The work addresses the need for a scalable, inducible CRISPRai platform capable of simultaneous activation and repression across many targets. By demonstrating that long gRNA arrays can self-transcribe and then solving this with distributed Tet-OFF silencing coupled to Tet-ON induction, the authors achieve tight control over array transcription. This enables near leak-free operation, reduced burden before induction, and improved strain stability—critical when targeting growth-related or essential genes. Tuning CRISPR protein expression minimized fitness costs without sacrificing performance, and the all-in-one genomic integration design with broad marker compatibility enhances usability. The platform’s ability to deliver large, inducible multiplexed perturbations is impactful for metabolic engineering, as shown by the 45-fold increase in succinic acid from a single transformation and precise induction. The general principles—silencing long arrays in the off state, interspersing repressor binding sites, and Csy4-based processing—should be transferable to other organisms and CRISPR systems, expanding the repertoire of orthogonal, simultaneous gene regulation programs.

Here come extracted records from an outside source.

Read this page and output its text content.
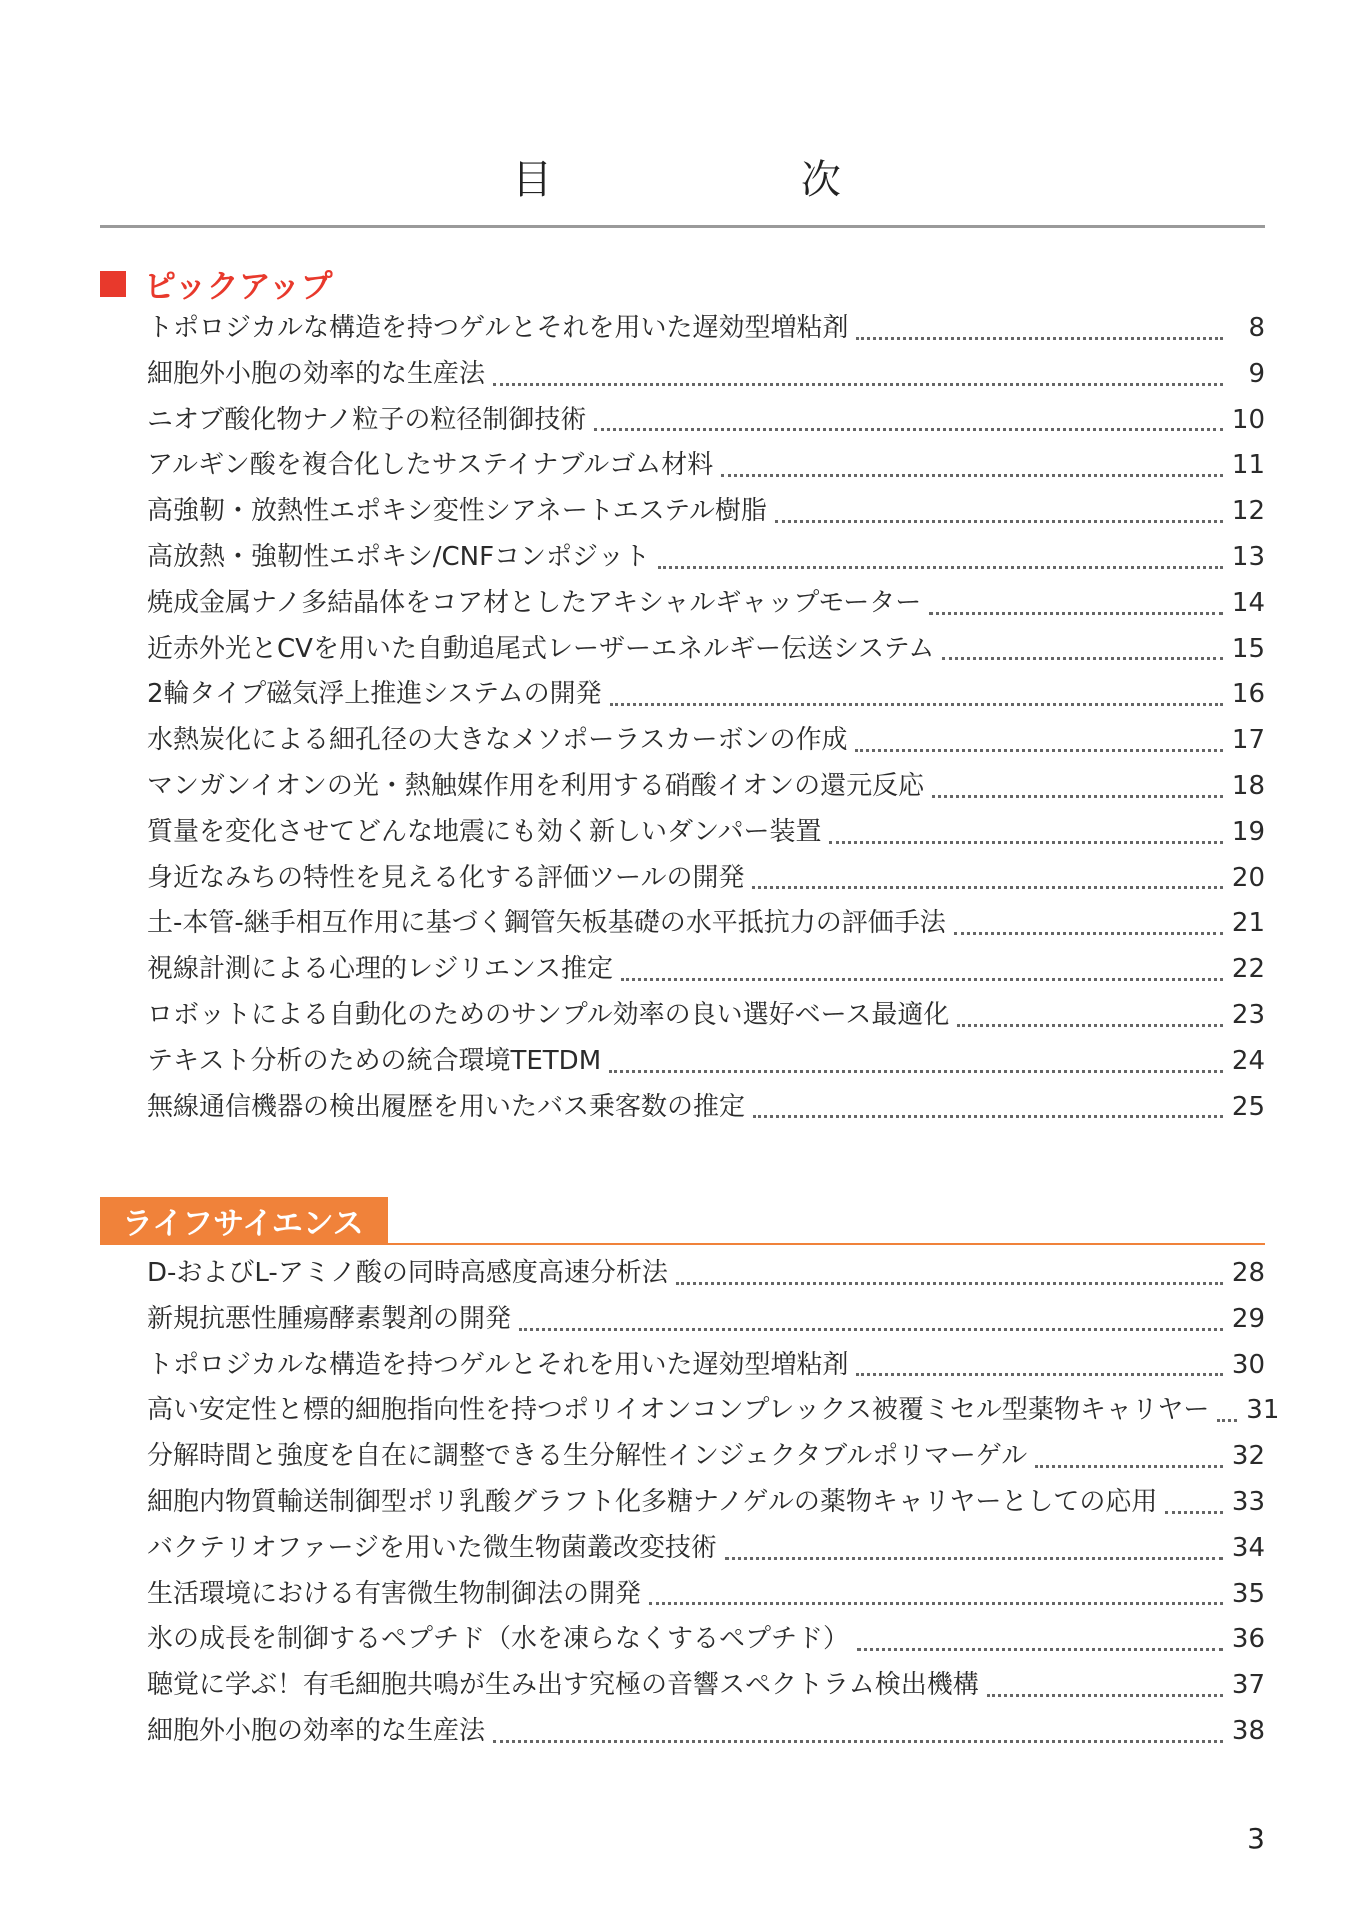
目 次
ピックアップ
トポロジカルな構造を持つゲルとそれを用いた遅効型増粘剤	8
細胞外小胞の効率的な生産法	9
ニオブ酸化物ナノ粒子の粒径制御技術	10
アルギン酸を複合化したサステイナブルゴム材料	11
高強靭・放熱性エポキシ変性シアネートエステル樹脂	12
高放熱・強靭性エポキシ/CNFコンポジット	13
焼成金属ナノ多結晶体をコア材としたアキシャルギャップモーター	14
近赤外光とCVを用いた自動追尾式レーザーエネルギー伝送システム	15
2輪タイプ磁気浮上推進システムの開発	16
水熱炭化による細孔径の大きなメソポーラスカーボンの作成	17
マンガンイオンの光・熱触媒作用を利用する硝酸イオンの還元反応	18
質量を変化させてどんな地震にも効く新しいダンパー装置	19
身近なみちの特性を見える化する評価ツールの開発	20
土-本管-継手相互作用に基づく鋼管矢板基礎の水平抵抗力の評価手法	21
視線計測による心理的レジリエンス推定	22
ロボットによる自動化のためのサンプル効率の良い選好ベース最適化	23
テキスト分析のための統合環境TETDM	24
無線通信機器の検出履歴を用いたバス乗客数の推定	25
ライフサイエンス
D-およびL-アミノ酸の同時高感度高速分析法	28
新規抗悪性腫瘍酵素製剤の開発	29
トポロジカルな構造を持つゲルとそれを用いた遅効型増粘剤	30
高い安定性と標的細胞指向性を持つポリイオンコンプレックス被覆ミセル型薬物キャリヤー 31
分解時間と強度を自在に調整できる生分解性インジェクタブルポリマーゲル	32
細胞内物質輸送制御型ポリ乳酸グラフト化多糖ナノゲルの薬物キャリヤーとしての応用	33
バクテリオファージを用いた微生物菌叢改変技術	34
生活環境における有害微生物制御法の開発	35
氷の成長を制御するペプチド（水を凍らなくするペプチド）	36
聴覚に学ぶ！有毛細胞共鳴が生み出す究極の音響スペクトラム検出機構	37
細胞外小胞の効率的な生産法	38
3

This study introduces the first inducible, multiplexed CRISPRai system in S. cerevisiae that combines simultaneous activation and repression with high gRNA multiplexing (up to 24 guides) under tight, near leak-free control. The design resolves promoter-independent transcription of long arrays by array-wide silencing using a Tet-OFF repressor interleaved with gRNAs and activation via Tet-ON upon aTc addition. The authors provide an optimized, single-integration toolkit with flexible cloning and marker options, demonstrate sustained and precise inducible regulation, and achieve a 45-fold increase in succinic acid production by targeting 11 genes in central metabolism. Future work could explore alternative Cas proteins to further reduce fitness costs, extend the approach to additional chassis organisms, refine array architecture to maintain silencing at even higher guide densities, and develop activatable variants of diverse CRISPR systems to broaden applicability.

• Fitness cost: Even with tuned expression, expressing dCas9-Mxi1, dCas12a-VP, and Csy4 imposes a growth penalty relative to no-CRISPR controls. - Array design constraints: To maintain a tight off state, the system recommends no more than six gRNAs between mutTetO sites; basal leak increases with larger uninterrupted blocks. - Potential recombination: Highly repetitive arrays (particularly around Cas9 gRNA handles) can recombine over multiple passages under induction. - Induction requirements: Saturating induction used 1 µM aTc to fully release mutTetR-Mxi1. - Mechanism not fully characterized: The precise mechanisms enabling promoterless transcription of long gRNA arrays remain to be elucidated. - Generalizability pending validation: While principles should extend to other organisms and CRISPR systems, empirical validation in non-yeast hosts and with different Cas variants is needed.